Succession planning is never ours alone. Christian organizations are themselves successors to Jesus. In a very real sense, they will not be orphaned as the current leader departs, for that person was never truly the leader. Jesus was and is, and he will be present.
Empowerment and Authority
The second pertinent John passage appears at 20:19–23. It recounts what occurs on Easter evening, the first time that most of Jesus’ followers have seen him alive again. Jesus delivers words of outright succession commission: “As the Father sent me, so I send you.” Implicit also is commission for future generations of successors. In important ways the disciples were to be for future men and women the leaders that Jesus had been to them.
The next words underline the link: “And after saying this he breathed upon them and said to them, ‘Receive the Holy Spirit! Whosoever sins you forgive shall stand forgiven; whosoever you do not forgive shall stand unforgiven.’” One may argue about the precise meaning of these last words, but this much is clear: They confer Jesus’ own authority.
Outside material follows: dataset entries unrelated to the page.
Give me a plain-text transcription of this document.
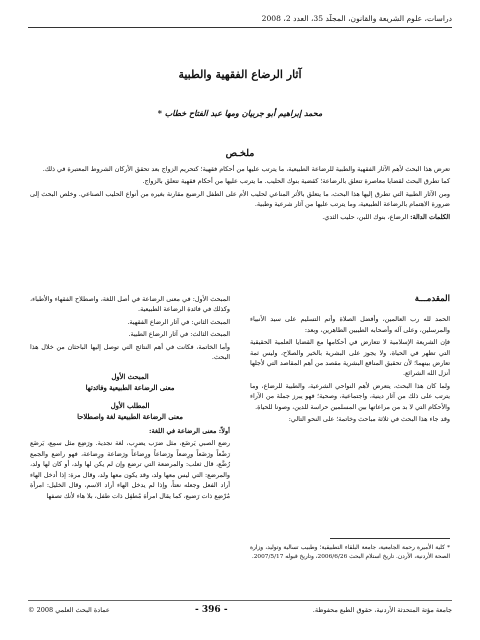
دراسات، علوم الشريعة والقانون، المجلّد 35، العدد 2، 2008
آثار الرضاع الفقهية والطبية
محمد إبراهيم أبو جربيان ومها عبد الفتاح خطاب *
ملخـص

تعرض هذا البحث لأهم الآثار الفقهية والطبية للرضاعة الطبيعية، ما يترتب عليها من أحكام فقهية؛ كتحريم الزواج بعد تحقق الأركان الشروط المعتبرة في ذلك.

كما تطرق البحث لقضايا معاصرة تتعلق بالرضاعة؛ كقضية بنوك الحليب. ما يترتب عليها من أحكام فقهية تتعلق بالزواج.

ومن الآثار الطبية التي تطرق إليها هذا البحث، ما يتعلق بالأثر المناعي لحليب الأم على الطفل الرضيع مقارنة بغيره من أنواع الحليب الصناعي. وخلص البحث إلى ضرورة الاهتمام بالرضاعة الطبيعية، وما يترتب عليها من آثار شرعية وطبية.

الكلمات الدالة: الرضاع، بنوك اللبن، حليب الثدي.

المقدمـــة

الحمد لله رب العالمين، وأفضل الصلاة وأتم التسليم على سيد الأنبياء والمرسلين، وعلى آله وأصحابه الطيبين الطاهرين، وبعد:

فإن الشريعة الإسلامية لا تتعارض في أحكامها مع القضايا العلمية الحقيقية التي تظهر في الحياة، ولا يجوز على البشرية بالخير والصلاح، وليس ثمة تعارض بينهما؛ لأن تحقيق المنافع البشرية مقصد من أهم المقاصد التي لأجلها أنزل الله الشرائع.

ولما كان هذا البحث، يتعرض لأهم النواحي الشرعية، والطبية للرضاع، وما يترتب على ذلك من آثار دينية، واجتماعية، وصحية؛ فهو يبرز جملة من الآراء والأحكام التي لا بد من مراعاتها بين المسلمين حراسة للدين، وصونا للحياة.

وقد جاء هذا البحث في ثلاثة مباحث وخاتمة؛ على النحو التالي:

المبحث الأول: في معنى الرضاعة في أصل اللغة، واصطلاح الفقهاء والأطباء، وكذلك في فائدة الرضاعة الطبيعية.

المبحث الثاني: في آثار الرضاع الفقهية.

المبحث الثالث: في آثار الرضاع الطبية.

وأما الخاتمة، فكانت في أهم النتائج التي توصل إليها الباحثان من خلال هذا البحث.

المبحث الأول
معنى الرضاعة الطبيعية وفائدتها
المطلب الأول
معنى الرضاعة الطبيعية لغة واصطلاحا
أولاً: معنى الرضاعة في اللغة:

رضع الصبي يَرضَع، مثل ضرَب يضرِب، لغة نجدية. ورَضِع مثل سمِع، يَرضَع رَضْعاً ورَضَعاً ورِضعاً ورَضاعاً ورِضاعاً ورَضاعة ورِضاعة، فهو راضع والجمع رُضَّع، قال ثعلب: والمرضعة التي ترضع وإن لم يكن لها ولد، أو كان لها ولد، والمرضع: التي ليس معها ولد، وقد يكون معها ولد، وقال مرة: إذا أدخل الهاء أراد الفعل وجعله نعتاً، وإذا لم يدخل الهاء أراد الاسم، وقال الخليل: امرأة مُرْضِع ذات رَضيع، كما يقال امرأة مُطفِل ذات طفل، بلا هاء لأنك تصفها

* كلية الأميرة رحمة الجامعية، جامعة البلقاء التطبيقية؛ وطبيب تسالية وتوليد، وزارة الصحة الأردنية، الأردن. تاريخ استلام البحث 2006/6/26، وتاريخ قبوله 2007/5/17.
جامعة مؤتة المتحدثة الأردنية، حقوق الطبع محفوظة.
- 396 -
© 2008 عمادة البحث العلمي
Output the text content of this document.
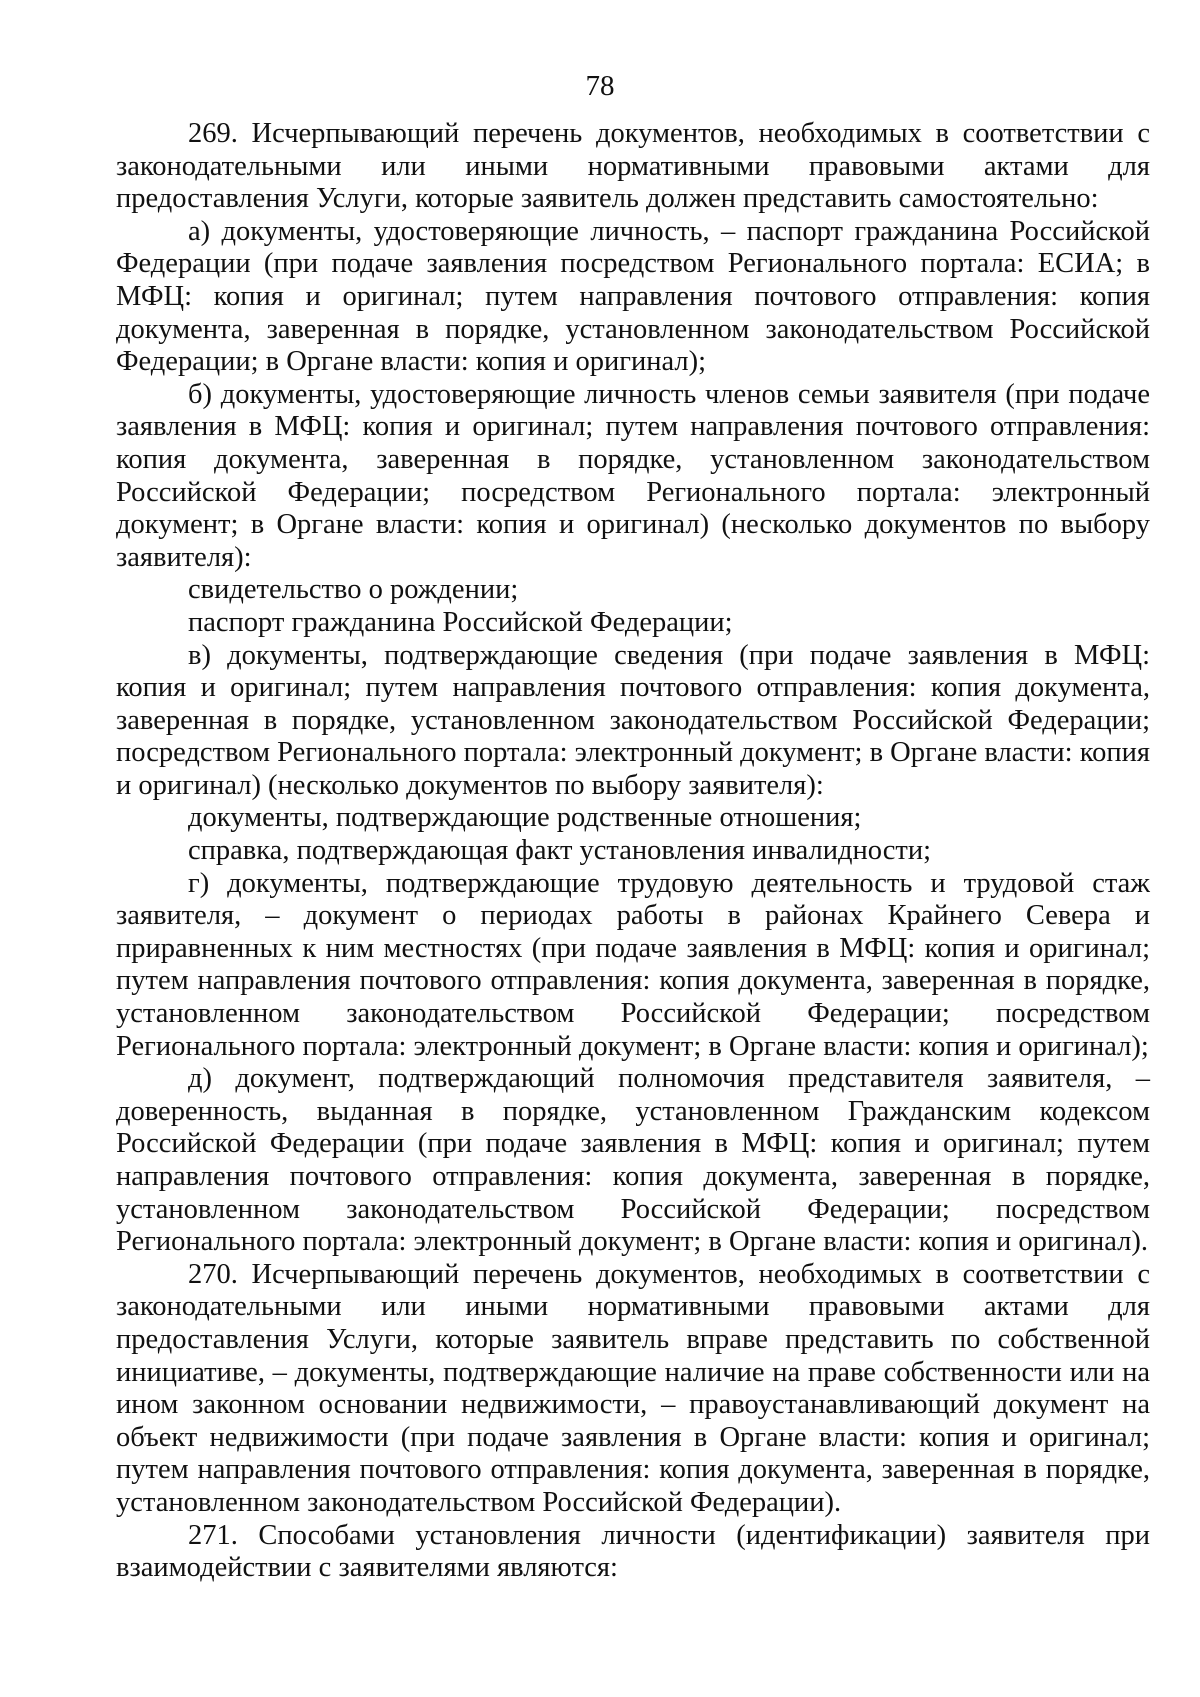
78

269. Исчерпывающий перечень документов, необходимых в соответствии с законодательными или иными нормативными правовыми актами для предоставления Услуги, которые заявитель должен представить самостоятельно:

а) документы, удостоверяющие личность, – паспорт гражданина Российской Федерации (при подаче заявления посредством Регионального портала: ЕСИА; в МФЦ: копия и оригинал; путем направления почтового отправления: копия документа, заверенная в порядке, установленном законодательством Российской Федерации; в Органе власти: копия и оригинал);

б) документы, удостоверяющие личность членов семьи заявителя (при подаче заявления в МФЦ: копия и оригинал; путем направления почтового отправления: копия документа, заверенная в порядке, установленном законодательством Российской Федерации; посредством Регионального портала: электронный документ; в Органе власти: копия и оригинал) (несколько документов по выбору заявителя):

свидетельство о рождении;

паспорт гражданина Российской Федерации;

в) документы, подтверждающие сведения (при подаче заявления в МФЦ: копия и оригинал; путем направления почтового отправления: копия документа, заверенная в порядке, установленном законодательством Российской Федерации; посредством Регионального портала: электронный документ; в Органе власти: копия и оригинал) (несколько документов по выбору заявителя):

документы, подтверждающие родственные отношения;

справка, подтверждающая факт установления инвалидности;

г) документы, подтверждающие трудовую деятельность и трудовой стаж заявителя, – документ о периодах работы в районах Крайнего Севера и приравненных к ним местностях (при подаче заявления в МФЦ: копия и оригинал; путем направления почтового отправления: копия документа, заверенная в порядке, установленном законодательством Российской Федерации; посредством Регионального портала: электронный документ; в Органе власти: копия и оригинал);

д) документ, подтверждающий полномочия представителя заявителя, – доверенность, выданная в порядке, установленном Гражданским кодексом Российской Федерации (при подаче заявления в МФЦ: копия и оригинал; путем направления почтового отправления: копия документа, заверенная в порядке, установленном законодательством Российской Федерации; посредством Регионального портала: электронный документ; в Органе власти: копия и оригинал).

270. Исчерпывающий перечень документов, необходимых в соответствии с законодательными или иными нормативными правовыми актами для предоставления Услуги, которые заявитель вправе представить по собственной инициативе, – документы, подтверждающие наличие на праве собственности или на ином законном основании недвижимости, – правоустанавливающий документ на объект недвижимости (при подаче заявления в Органе власти: копия и оригинал; путем направления почтового отправления: копия документа, заверенная в порядке, установленном законодательством Российской Федерации).

271. Способами установления личности (идентификации) заявителя при взаимодействии с заявителями являются:
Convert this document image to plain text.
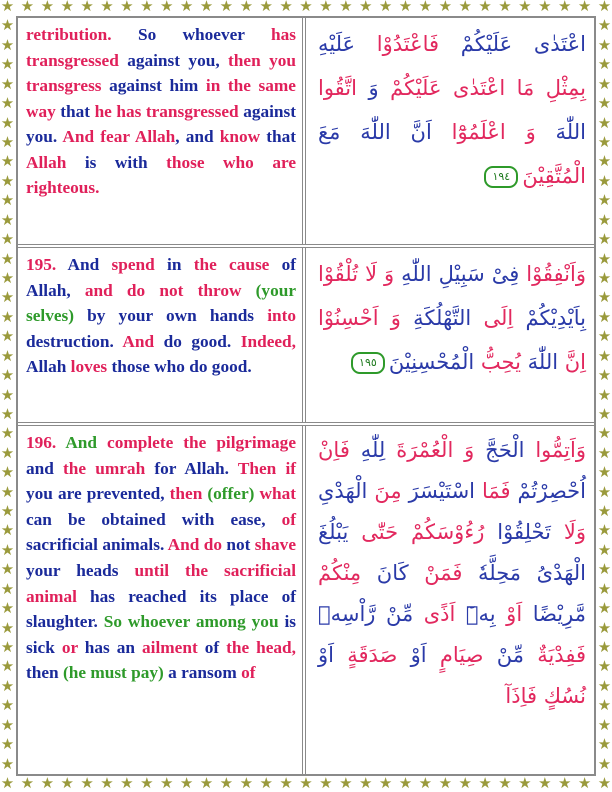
★
★
★
★
★
★
★
★
★
★
★
★
★
★
★
★
★
★
★
★
★
★
★
★
★
★
★
★
★
★
★
★
★
★
★
★
★
★
★
★
★
★
★
★
★
★
★
★
★
★
★
★
★
★
★
★
★
★
★
★
★
★
★	★
★	★
★	★
★	★
★	★
★	★
★	★
★	★
★	★
★	★
★	★
★	★
★	★
★	★
★	★
★	★
★	★
★	★
★	★
★	★
★	★
★	★
★	★
★	★
★	★
★	★
★	★
★	★
★	★
★	★
★	★
★	★
★	★
★	★
★	★
★	★
★	★
★	★
★	★
retribution. So whoever has transgressed against you, then you transgress against him in the same way that he has transgressed against you. And fear Allah, and know that Allah is with those who are righteous.
اعْتَدٰى عَلَيْكُمْ فَاعْتَدُوْا عَلَيْهِ بِمِثْلِ مَا اعْتَدٰى عَلَيْكُمْ وَ اتَّقُوا اللّٰهَ وَ اعْلَمُوْٓا اَنَّ اللّٰهَ مَعَ الْمُتَّقِيْنَ١٩٤
195. And spend in the cause of Allah, and do not throw (your selves) by your own hands into destruction. And do good. Indeed, Allah loves those who do good.
وَاَنْفِقُوْا فِىْ سَبِيْلِ اللّٰهِ وَ لَا تُلْقُوْا بِاَيْدِيْكُمْ اِلَى التَّهْلُكَةِ وَ اَحْسِنُوْا اِنَّ اللّٰهَ يُحِبُّ الْمُحْسِنِيْنَ١٩٥
196. And complete the pilgrimage and the umrah for Allah. Then if you are prevented, then (offer) what can be obtained with ease, of sacrificial animals. And do not shave your heads until the sacrificial animal has reached its place of slaughter. So whoever among you is sick or has an ailment of the head, then (he must pay) a ransom of
وَاَتِمُّوا الْحَجَّ وَ الْعُمْرَةَ لِلّٰهِ فَاِنْ اُحْصِرْتُمْ فَمَا اسْتَيْسَرَ مِنَ الْهَدْىِ وَلَا تَحْلِقُوْا رُءُوْسَكُمْ حَتّٰى يَبْلُغَ الْهَدْىُ مَحِلَّهٗ فَمَنْ كَانَ مِنْكُمْ مَّرِيْضًا اَوْ بِهٖٓ اَذًى مِّنْ رَّاْسِهٖ فَفِدْيَةٌ مِّنْ صِيَامٍ اَوْ صَدَقَةٍ اَوْ نُسُكٍ فَاِذَآ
Herein the third principle: a good leader publicly empowers the successors and openly confers upon them his or her own authority.
Almost immediately after reading John’s words, the reader of Scripture encounters the Book of Acts. Here Luke presents (among others) first Peter and then Paul acting as Jesus’ successors. They preach the kingdom, heal the sick and deliver those held captive by the enemy, just as the Master had done. They even raise the dead by the Spirit of Jesus. This would be the pattern of the next generations as well.
The eminent Yale church historian Ramsay MacMullen, describing the process by which those successors Christianized the Roman Empire by the 4th century, concluded that the gospel spread even more by the power of the Spirit’s deeds than by the power of his words. This living, empowered, biblical succession continues to our own day.